Thursday, October 23, 2014

Hard Core Satire

Satire - what a wonderful rhetorical device!  So cutting edge, so avaunt guard, so...offensive.

Well, you could play it safe when teaching satire, but what is the fun of that?  If you really want to spice up that "A Modest Proposal" lesson, you'll need to hit students where they are today.  Six months ago, Stephen Colbert gave us the best example of satire since 1729:

Now - here's the tricky part - when you show this video, start at 4:50 to isolate the topic of the Redskins and at 6:27 you may wish to mute the rest (hey, we're hard core, but we still want to keep our jobs).  Once the Ching-Chong character clip is over, turn back up the volume.

Well, satire is offensive, and just like people in Swift's day felt that it was offensive to suggest they eat babies, Twitter responded with the outrage for this clip.  Here is the tweet that the Colbert show had that started the craze:

Without the context, some people really got angry and started the #CancelColbert trend on Twitter.

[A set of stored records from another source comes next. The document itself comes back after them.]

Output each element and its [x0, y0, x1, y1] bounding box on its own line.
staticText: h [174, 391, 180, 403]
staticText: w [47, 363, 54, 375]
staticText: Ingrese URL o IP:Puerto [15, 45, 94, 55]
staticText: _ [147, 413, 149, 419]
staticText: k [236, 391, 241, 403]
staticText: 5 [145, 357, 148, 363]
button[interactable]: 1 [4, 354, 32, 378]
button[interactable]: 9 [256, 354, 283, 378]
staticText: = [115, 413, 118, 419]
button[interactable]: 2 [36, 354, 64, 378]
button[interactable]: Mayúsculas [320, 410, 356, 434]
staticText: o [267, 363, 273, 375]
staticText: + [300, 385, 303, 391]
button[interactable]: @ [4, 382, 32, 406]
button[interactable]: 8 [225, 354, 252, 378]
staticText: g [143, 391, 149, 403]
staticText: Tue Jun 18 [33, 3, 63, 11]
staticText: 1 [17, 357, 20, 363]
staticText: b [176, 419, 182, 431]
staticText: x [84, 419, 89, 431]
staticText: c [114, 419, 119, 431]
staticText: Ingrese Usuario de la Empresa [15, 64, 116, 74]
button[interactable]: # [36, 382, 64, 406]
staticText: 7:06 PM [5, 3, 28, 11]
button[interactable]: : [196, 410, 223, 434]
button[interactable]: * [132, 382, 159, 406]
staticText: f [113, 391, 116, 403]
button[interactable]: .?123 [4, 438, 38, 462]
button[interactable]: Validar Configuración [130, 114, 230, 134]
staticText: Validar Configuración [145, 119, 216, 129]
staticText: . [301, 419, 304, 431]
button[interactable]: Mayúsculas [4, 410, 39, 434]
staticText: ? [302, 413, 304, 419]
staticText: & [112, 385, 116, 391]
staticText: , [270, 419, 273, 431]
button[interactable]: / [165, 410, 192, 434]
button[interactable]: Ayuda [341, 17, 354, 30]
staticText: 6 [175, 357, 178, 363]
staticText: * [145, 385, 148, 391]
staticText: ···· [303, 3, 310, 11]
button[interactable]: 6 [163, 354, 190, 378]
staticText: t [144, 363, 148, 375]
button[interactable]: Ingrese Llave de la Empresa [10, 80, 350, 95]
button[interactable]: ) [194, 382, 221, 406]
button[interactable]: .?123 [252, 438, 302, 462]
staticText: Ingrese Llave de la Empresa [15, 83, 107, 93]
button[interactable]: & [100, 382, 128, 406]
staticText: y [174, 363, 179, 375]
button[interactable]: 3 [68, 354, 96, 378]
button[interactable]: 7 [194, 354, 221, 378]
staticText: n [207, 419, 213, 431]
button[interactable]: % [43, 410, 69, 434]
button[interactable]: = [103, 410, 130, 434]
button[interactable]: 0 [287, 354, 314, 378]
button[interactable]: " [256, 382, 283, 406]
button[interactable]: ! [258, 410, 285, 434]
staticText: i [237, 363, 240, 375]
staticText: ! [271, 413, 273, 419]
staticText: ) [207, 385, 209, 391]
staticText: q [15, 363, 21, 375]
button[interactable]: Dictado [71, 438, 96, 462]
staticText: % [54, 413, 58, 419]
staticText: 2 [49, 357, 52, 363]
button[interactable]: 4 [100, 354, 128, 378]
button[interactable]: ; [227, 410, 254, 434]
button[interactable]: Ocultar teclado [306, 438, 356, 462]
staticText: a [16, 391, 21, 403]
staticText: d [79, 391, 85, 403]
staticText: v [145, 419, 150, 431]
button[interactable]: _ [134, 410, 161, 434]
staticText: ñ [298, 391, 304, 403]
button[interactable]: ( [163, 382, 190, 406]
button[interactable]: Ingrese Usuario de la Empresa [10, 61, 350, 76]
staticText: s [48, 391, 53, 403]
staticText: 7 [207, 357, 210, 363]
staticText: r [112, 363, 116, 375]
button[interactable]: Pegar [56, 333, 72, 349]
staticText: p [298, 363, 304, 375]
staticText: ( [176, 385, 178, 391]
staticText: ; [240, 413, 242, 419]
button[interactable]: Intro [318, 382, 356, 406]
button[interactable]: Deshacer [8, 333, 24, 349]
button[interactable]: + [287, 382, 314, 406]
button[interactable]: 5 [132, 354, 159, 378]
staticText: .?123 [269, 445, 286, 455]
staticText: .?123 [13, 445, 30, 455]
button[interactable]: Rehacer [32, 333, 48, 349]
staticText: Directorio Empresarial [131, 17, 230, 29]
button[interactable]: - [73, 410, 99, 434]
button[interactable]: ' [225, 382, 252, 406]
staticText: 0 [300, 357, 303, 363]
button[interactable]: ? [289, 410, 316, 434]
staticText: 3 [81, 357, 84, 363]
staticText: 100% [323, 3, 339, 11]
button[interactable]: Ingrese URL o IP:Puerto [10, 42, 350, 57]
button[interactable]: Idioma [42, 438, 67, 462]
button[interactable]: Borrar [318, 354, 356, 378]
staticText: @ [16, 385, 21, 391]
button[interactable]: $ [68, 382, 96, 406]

Not to sit it out over the weekend, Stephen joined in with the outrage:

So, use this to lead your students into making the connection how he makes people find this racist in order to make his point about the Redskins - just like Swift made the British recoil at eating human beings just so he could turn around and say, "Oh, well, if we are to treat them as fellow human beings, why are we treating them like animals in every other instance."